İzmir’in enerjisi beni etkiledi buraya yerleşmeye karar verdim

Enrique Maestre, dünyada Latin müzik tarihi ile Latin perküsyon üzerine uzmanlaşmış dört kişiden biri olarak kabul ediliyor.

Bu konuda bir de kitabı bulunan Maestre, enerjisine hayran kaldığı İzmir’e yerleşmiş ve İzmirlilere Latin müziği öğretmeyi görev edinmiş.

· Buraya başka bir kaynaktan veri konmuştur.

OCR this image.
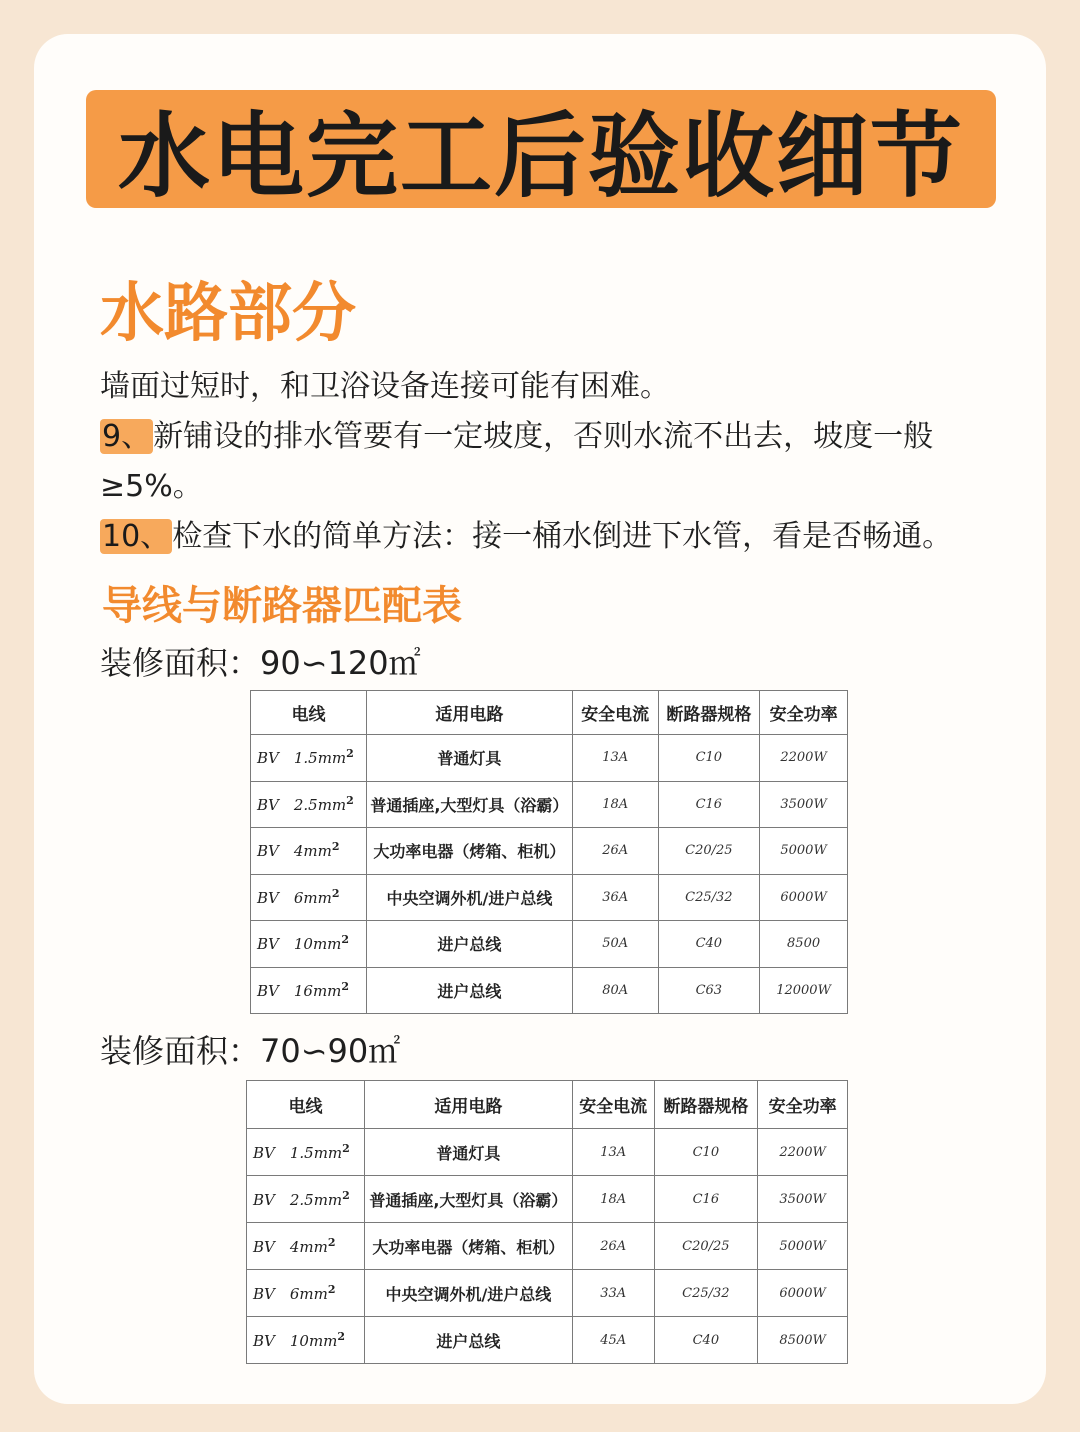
水电完工后验收细节
水路部分
墙面过短时，和卫浴设备连接可能有困难。
9、新铺设的排水管要有一定坡度，否则水流不出去，坡度一般
≥5%。
10、检查下水的简单方法：接一桶水倒进下水管，看是否畅通。
导线与断路器匹配表
装修面积：90∽120㎡
电线	适用电路	安全电流	断路器规格	安全功率
BV　$1.5mm^2$	普通灯具	13A	C10	2200W
BV　$2.5mm^2$	普通插座,大型灯具（浴霸）	18A	C16	3500W
BV　$4mm^2$	大功率电器（烤箱、柜机）	26A	C20/25	5000W
BV　$6mm^2$	中央空调外机/进户总线	36A	C25/32	6000W
BV　$10mm^2$	进户总线	50A	C40	8500
BV　$16mm^2$	进户总线	80A	C63	12000W
装修面积：70∽90㎡
电线	适用电路	安全电流	断路器规格	安全功率
BV　$1.5mm^2$	普通灯具	13A	C10	2200W
BV　$2.5mm^2$	普通插座,大型灯具（浴霸）	18A	C16	3500W
BV　$4mm^2$	大功率电器（烤箱、柜机）	26A	C20/25	5000W
BV　$6mm^2$	中央空调外机/进户总线	33A	C25/32	6000W
BV　$10mm^2$	进户总线	45A	C40	8500W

Æ Latin müziğine ilginiz nasıl başladı?

Æ Ben Latin müzikle büyüdüm. Ama gerçek anlamda bu müziğe gönül verişim Batı Yakasının Hikayesi’ndeki Amerika isimli şarkıyla oldu.

Æ Nasıl bir müzik eğitimi aldınız?

Æ 10 yaşında müzik eğitimine başladım. 17 yaşımda Real Conservatorio Superior de Música de Madrid’de Latin müzik tarihi ve Afro Karayip perküsyon eğitimi aldım. Müzik sonsuz ve sınırsız bir şey. Yaşamım boyunca workshop ve seminerleri izledim, hala araştırmaya ve öğrenmeye devam ediyorum.

Æ Hangi orkestralarda çaldınız?

Æ Eğitimim süresince pek çok amatör orkestrayla çalıştım. Eğitimim sonrasında ise Jaime Rodriguez, SalsaYa Big Band ve Ponteio gibi büyük orkestralarla çalıştım.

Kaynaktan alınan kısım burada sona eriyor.